HGW:  I have got the impression that most what you say about Buddhism is shaped by your former Vajrayana experience. But today, there is a broad variety of Buddhist activities in the West, ranging from Rainbow Buddhists to Buddhism as a wellness cult; we see a growing number of environmental activists relying on mindfulness and compassion, and there are even such things as Buddhist Economics developing an alternative concept of a future economy no longer based von greed and exploitation. I doubt that this all is result of manipulation by some Tibetan lamas, or an expression of an atavistic world view, and why incompatible with western values?
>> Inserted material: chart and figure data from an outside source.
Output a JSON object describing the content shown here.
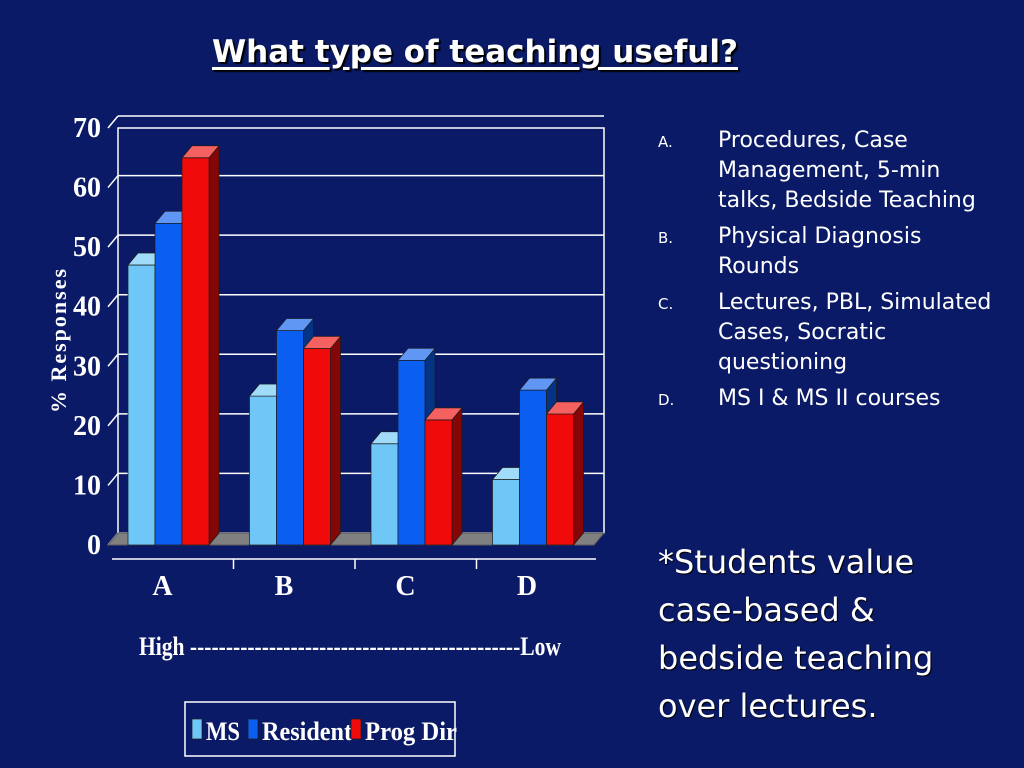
{
  "slide": {
    "title": "What type of teaching useful?",
    "bullets": [
      {
        "marker": "A.",
        "text": "Procedures, Case Management, 5-min talks, Bedside Teaching"
      },
      {
        "marker": "B.",
        "text": "Physical Diagnosis Rounds"
      },
      {
        "marker": "C.",
        "text": "Lectures, PBL, Simulated Cases, Socratic questioning"
      },
      {
        "marker": "D.",
        "text": "MS I & MS II courses"
      }
    ],
    "note": "*Students value case-based & bedside teaching over lectures."
  },
  "colors": {
    "background": "#0b1a66",
    "ms": "#6fc7f7",
    "resident": "#0a5ff0",
    "prog_dir": "#f00a0a",
    "floor": "#808080"
  },
  "chart_data": {
    "type": "bar",
    "categories": [
      "A",
      "B",
      "C",
      "D"
    ],
    "series": [
      {
        "name": "MS",
        "values": [
          47,
          25,
          17,
          11
        ]
      },
      {
        "name": "Resident",
        "values": [
          54,
          36,
          31,
          26
        ]
      },
      {
        "name": "Prog Dir",
        "values": [
          65,
          33,
          21,
          22
        ]
      }
    ],
    "ylabel": "% Responses",
    "xlabel": "High ----------------------------------------------Low",
    "ylim": [
      0,
      70
    ],
    "yticks": [
      0,
      10,
      20,
      30,
      40,
      50,
      60,
      70
    ],
    "grid": true,
    "legend": "bottom"
  }
}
CC: Buddhism was always about seeing clearly for me.  Vajrayana ‘Buddhists’, however, are the most popular of the major Buddhist groups now, and are spearheading a Three -Stream-Buddhism through the Mind and Life Institute of the Dalai Lama. This Buddhist Economy paradigm is the Old Tibet Lhasa model, reworked for the 21st century; our permanent serfdom in ‘equity’ (everyone poor but a few), like in Old Tibet and all Totalitarian models. Only this one planned has a religious component. “Mindfulness” is its recruiting hook and technique to make people comply. The World Economic Forum, where the 14th Dalai Lama, former slave-owner and overseer of two million permanent serfs, has a position of honor and approves.

HGW: Hmm, do you have a final message to the western Buddhist communities?

CC:  This article is my message to the other communities.  And, that spiritual paths should be private, and not done in groups. At the least, separate yourselves from Tantra’s seductive trap that is not what the Buddha taught. Keep your hand touching the earth.

HGW: Thank you very much for this interview, Christine.

Christine A Chandler, M.A., C.A.G.S., had been working as a licensed social worker and school psychologist, specializing in the area of physical and sexual abuse in families. Her experience of living and studying inside Shambala for nearly 30 years gave her an intimate view into this fraction of Tibetan Buddhism. In 2017 she published “Enthralled – The Guru Cult of Tibetan Buddhism”, a book in which she delivered a profound analysis of the Tibetan Tantric tradition. Today she is happy to be doing the Western mindfulness practices of playing the piano again, sailing and boating, running with her black lab, and just enjoying the rest of her life with her fellow escapee and husband – “a life without any backward regrets”, as she states it.